Der Ausflug zum Schwanensee
    An einem strahlenden Sonntag saß ich einmal am Genfer See und schaute zu, wie Dutzende Segelschiffe gemeinsam in die durchsonnte Helle über dem Wasser ausliefen. Es war ein herrlicher Sommermorgen. Der Himmel selbst glich einem straff aufgespannten, tiefblauen Segel, dem die schneebedeckten, glitzernden Grate des Montblanc eine prächtige, wenn auch leicht altmodisch wirkende Dekoration verliehen. Mit den phantasievollen, in allen Farben und geometrischen Formen geradezu schwelgenden Verzierungen auf den bunten Segeln der ausfahrenden Jachten und Sportboote konnte sie keinesfalls Schritt halten.
    Ich saß verzückt auf einer Bank an dem gepflegten Seeufer, hinter mir ein bis zur Samtweichheit gepflegter grüner Rasen, links und rechts wuchtige Steinvasen mit gelb und grellrot leuchtenden Begonien. Alles duftete und funkelte, nicht nur die Menschen, auch die Natur schien an jenem Tag ein fröhliches Fest zu feiern.
    Da erblickte ich den schwarzen Schwan.
    Er zog einsam über das Wasser, bald hierhin, bald dorthin, ein dunkler Punkt in all dem farbfreudigen Jubilieren.
    Ich bekam Herzklopfen und konnte mir selbst nicht erklären warum. Da saß ich auf diesem schönen Fleckchen Erde, vor mir auf dem spiegelglatten See das unbeschwert heitere Schauspiel der Segelregatta, allesringsum war heiter und freundlich – und ich konnte den Anblick eines schwarzen Schwans nicht ertragen. Eben zog er in elegantem Bogen um den mit Girlanden behängten kleinen Landungssteg.
    Ich schloß die Augen und suchte fieberhaft in meinem Gedächtnis. Wann und wo war ich schwarzen Schwänen begegnet? Und was war damals geschehen?
    Als Kind kannte ich sie aus Märchenbüchern. Dort trugen sie zumeist kleine goldene Krönchen auf dem Kopf und waren fast immer verwunschene Prinzen, um die ich ein wenig zittern mußte, ehe sie spätestens auf der übernächsten Seite glücklich befreit wurden. Das konnte es nicht sein.
    Dann erwachte in mir das Bild eines dunkelgrünen Gewässers. Breitflächig hingen fächerförmige Blätter darauf herab, die von einem Gewirr krauser Büschel mit milchig weißen Kügelchen und ein paar bunten Blütenzweigen durchwoben waren. Palmen, Lianen und Mistelzweige über einem kleinen, von modrigem Gestein eingefaßten Wasserbecken im Chapultepec-Park in der Hauptstadt von Mexiko. Dort gab es auch schwarze Schwäne, genau gesagt, ein schwarzes Schwanenpaar . . .

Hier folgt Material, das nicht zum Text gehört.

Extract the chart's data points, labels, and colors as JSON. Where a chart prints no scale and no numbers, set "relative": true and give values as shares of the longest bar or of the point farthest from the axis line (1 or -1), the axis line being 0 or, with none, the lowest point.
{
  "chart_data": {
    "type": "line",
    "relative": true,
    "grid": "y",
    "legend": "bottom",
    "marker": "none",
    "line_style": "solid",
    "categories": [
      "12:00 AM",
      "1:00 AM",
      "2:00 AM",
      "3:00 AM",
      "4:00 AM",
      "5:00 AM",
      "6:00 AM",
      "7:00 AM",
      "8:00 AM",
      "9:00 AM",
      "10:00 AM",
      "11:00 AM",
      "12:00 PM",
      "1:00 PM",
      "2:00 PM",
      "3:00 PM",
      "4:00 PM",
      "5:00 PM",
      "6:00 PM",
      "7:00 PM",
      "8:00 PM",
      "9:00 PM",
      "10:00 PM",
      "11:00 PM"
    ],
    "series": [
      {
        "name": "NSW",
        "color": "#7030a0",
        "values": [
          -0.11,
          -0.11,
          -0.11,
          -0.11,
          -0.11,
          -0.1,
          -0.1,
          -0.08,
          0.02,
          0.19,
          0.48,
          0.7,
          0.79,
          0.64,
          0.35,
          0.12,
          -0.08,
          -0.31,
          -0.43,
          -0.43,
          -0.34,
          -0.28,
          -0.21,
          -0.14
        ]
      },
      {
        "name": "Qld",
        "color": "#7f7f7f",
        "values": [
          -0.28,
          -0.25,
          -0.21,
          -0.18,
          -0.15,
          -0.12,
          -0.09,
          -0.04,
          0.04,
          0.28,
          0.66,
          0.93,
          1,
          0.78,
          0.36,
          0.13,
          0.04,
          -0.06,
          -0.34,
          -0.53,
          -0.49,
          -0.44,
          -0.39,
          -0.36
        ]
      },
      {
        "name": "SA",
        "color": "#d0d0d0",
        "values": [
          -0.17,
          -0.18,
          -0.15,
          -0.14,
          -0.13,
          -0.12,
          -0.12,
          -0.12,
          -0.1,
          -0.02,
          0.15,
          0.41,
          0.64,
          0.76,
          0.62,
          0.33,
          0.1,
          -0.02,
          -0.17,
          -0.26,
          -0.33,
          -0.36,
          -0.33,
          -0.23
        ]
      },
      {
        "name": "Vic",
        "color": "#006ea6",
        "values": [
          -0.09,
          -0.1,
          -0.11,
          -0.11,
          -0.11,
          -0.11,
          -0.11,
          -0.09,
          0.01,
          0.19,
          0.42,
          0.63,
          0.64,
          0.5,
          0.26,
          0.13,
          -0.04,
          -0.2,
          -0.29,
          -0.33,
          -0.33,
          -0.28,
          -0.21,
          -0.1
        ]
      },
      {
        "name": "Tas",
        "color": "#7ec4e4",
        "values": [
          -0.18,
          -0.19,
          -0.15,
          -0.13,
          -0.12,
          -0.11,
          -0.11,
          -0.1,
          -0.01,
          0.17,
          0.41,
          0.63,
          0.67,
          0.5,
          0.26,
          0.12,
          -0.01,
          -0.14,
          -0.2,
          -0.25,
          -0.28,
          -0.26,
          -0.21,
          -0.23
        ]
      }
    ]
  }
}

    Und plötzlich wußte ich, woher meine jähe Unruhe kam. Das hatte nichts mit Mexiko zu tun und schon gar nicht mit Märchenprinzen, ja nicht einmal mit einem schwarzen Schwan. Er hatte mich bloß an etwas erinnert. An einen Ausflug, eine Begegnung mit seinesgleichen, an einen Tag, den ich lieber vergessen würde, der jedoch in mir gebliebenist wie ein durchdringender und unüberwindbarer Schrecken. Übrigens war es ein weißes Schwanenpaar gewesen, das ich damals gesehen hatte, erst in meiner Erinnerung hat es sich verfärbt.

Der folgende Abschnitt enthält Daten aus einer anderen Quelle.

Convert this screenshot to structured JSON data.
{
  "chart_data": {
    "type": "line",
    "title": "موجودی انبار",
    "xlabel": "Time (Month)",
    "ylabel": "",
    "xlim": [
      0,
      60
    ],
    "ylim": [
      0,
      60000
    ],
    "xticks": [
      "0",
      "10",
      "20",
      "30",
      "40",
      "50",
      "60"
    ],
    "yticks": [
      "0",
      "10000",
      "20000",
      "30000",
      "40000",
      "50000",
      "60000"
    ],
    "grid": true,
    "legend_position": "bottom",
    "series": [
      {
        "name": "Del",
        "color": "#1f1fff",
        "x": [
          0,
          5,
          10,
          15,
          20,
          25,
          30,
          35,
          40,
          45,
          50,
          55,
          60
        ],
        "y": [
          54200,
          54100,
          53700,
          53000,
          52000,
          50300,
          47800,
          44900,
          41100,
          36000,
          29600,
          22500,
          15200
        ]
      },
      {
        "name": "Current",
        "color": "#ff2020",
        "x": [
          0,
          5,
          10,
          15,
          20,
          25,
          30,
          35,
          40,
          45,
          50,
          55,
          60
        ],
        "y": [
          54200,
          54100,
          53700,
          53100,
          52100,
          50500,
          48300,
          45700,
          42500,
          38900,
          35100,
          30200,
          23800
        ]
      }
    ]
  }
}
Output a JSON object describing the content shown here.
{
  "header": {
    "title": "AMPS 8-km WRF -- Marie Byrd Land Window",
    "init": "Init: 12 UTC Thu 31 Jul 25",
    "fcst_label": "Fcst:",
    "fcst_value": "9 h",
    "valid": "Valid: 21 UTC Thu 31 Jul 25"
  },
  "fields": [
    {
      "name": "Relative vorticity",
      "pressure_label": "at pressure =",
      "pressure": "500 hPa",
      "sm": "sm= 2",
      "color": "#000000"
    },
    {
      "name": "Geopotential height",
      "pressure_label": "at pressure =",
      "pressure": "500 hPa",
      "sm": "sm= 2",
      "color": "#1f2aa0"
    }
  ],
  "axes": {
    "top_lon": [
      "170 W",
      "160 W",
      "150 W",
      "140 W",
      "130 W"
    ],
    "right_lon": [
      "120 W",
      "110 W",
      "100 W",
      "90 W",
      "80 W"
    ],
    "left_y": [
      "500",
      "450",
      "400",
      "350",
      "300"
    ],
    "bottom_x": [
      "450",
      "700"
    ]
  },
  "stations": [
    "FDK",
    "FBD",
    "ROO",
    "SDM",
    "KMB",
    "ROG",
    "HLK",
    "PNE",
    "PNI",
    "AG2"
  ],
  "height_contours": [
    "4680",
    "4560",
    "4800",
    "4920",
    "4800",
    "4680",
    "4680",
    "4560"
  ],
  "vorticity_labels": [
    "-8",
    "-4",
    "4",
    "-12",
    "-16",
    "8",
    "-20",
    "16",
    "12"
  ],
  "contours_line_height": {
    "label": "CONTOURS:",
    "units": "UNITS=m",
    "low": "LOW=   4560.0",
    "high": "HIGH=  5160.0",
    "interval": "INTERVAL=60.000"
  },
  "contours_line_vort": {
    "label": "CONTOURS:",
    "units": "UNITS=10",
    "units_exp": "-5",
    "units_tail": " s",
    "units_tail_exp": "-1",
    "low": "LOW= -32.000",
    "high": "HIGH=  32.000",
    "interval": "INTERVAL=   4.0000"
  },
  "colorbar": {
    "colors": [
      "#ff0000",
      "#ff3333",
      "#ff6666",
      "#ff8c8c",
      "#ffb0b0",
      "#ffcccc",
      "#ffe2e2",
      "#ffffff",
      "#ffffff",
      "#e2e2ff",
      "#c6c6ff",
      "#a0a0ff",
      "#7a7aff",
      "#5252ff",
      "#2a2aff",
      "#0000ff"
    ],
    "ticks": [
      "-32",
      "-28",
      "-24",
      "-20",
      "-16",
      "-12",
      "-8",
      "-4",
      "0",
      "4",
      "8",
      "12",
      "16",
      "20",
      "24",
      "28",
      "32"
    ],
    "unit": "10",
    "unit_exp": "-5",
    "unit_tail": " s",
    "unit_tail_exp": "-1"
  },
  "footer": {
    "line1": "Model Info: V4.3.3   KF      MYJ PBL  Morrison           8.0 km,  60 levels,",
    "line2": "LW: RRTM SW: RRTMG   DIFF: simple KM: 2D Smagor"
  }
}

    Ziehen weiße Schwäne ins Reich des Hades?
    Ich öffnete die Augen und blickte von neuem hinaus auf den schönen See mit dem frohen Gewimmel, mit den mühelos dahingleitenden Booten und ihren vom Wind geblähten, gestreiften, geblümten, beringten oder einfach in allen Farben leuchtenden Segeln.

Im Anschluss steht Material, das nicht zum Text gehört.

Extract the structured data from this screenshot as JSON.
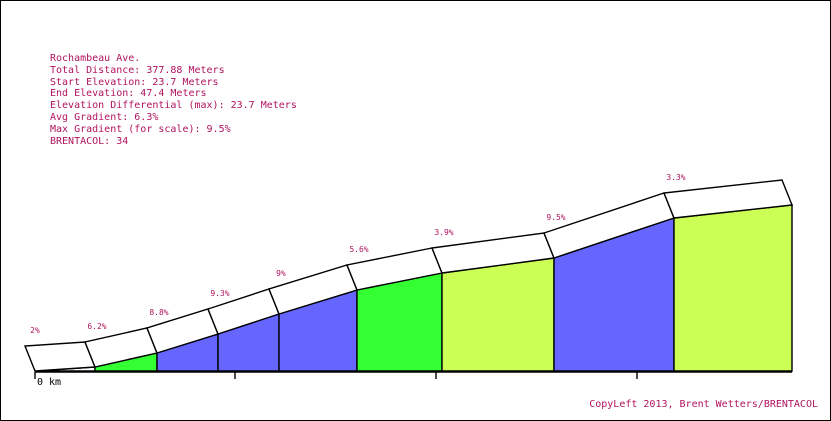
{
  "info": {
    "street": "Rochambeau Ave.",
    "total_distance": "Total Distance: 377.88 Meters",
    "start_elevation": "Start Elevation: 23.7 Meters",
    "end_elevation": "End Elevation: 47.4 Meters",
    "elevation_differential": "Elevation Differential (max): 23.7 Meters",
    "avg_gradient": "Avg Gradient: 6.3%",
    "max_gradient": "Max Gradient (for scale): 9.5%",
    "brentacol": "BRENTACOL: 34"
  },
  "copyright": "CopyLeft 2013, Brent Wetters/BRENTACOL",
  "colors": {
    "text": "#b0135f",
    "gradient_low": "#ccff55",
    "gradient_mid": "#33ff33",
    "gradient_high": "#6666ff",
    "band": "#ffffff",
    "outline": "#000000"
  },
  "chart_data": {
    "type": "area",
    "title": "",
    "xlabel": "",
    "ylabel": "",
    "x_unit": "km",
    "x_tick_labels": [
      "0 km",
      "",
      "",
      ""
    ],
    "segments": [
      {
        "gradient_label": "2%",
        "gradient": 2.0,
        "color": "#ffffff"
      },
      {
        "gradient_label": "6.2%",
        "gradient": 6.2,
        "color": "#33ff33"
      },
      {
        "gradient_label": "8.8%",
        "gradient": 8.8,
        "color": "#6666ff"
      },
      {
        "gradient_label": "9.3%",
        "gradient": 9.3,
        "color": "#6666ff"
      },
      {
        "gradient_label": "9%",
        "gradient": 9.0,
        "color": "#6666ff"
      },
      {
        "gradient_label": "5.6%",
        "gradient": 5.6,
        "color": "#33ff33"
      },
      {
        "gradient_label": "3.9%",
        "gradient": 3.9,
        "color": "#ccff55"
      },
      {
        "gradient_label": "9.5%",
        "gradient": 9.5,
        "color": "#6666ff"
      },
      {
        "gradient_label": "3.3%",
        "gradient": 3.3,
        "color": "#ccff55"
      }
    ],
    "grid": false,
    "legend": "none"
  }
}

    Über die Bank, auf der ich saß, fiel inzwischen der Schatten eines großen Baumes. Der schwarze Schwan auf dem Wasser war verschwunden.
    Reif lag auf den Bäumen zu beiden Seiten der Landstraße. Die Felder waren wie festgefroren. Ein Windstoß wirbelte Eisnadeln vom Wegrand auf, sie stichelten in der Luft. Alles war kalt. Eine Krähe erhob sich mit schwerem Flügelschlag in das harte Graublau. Verschwommen und ohne Wärme hing die Sonne über einem Scheunendach. An der Regenrinne darunter bildete der Rauhreif kleine Schlingen.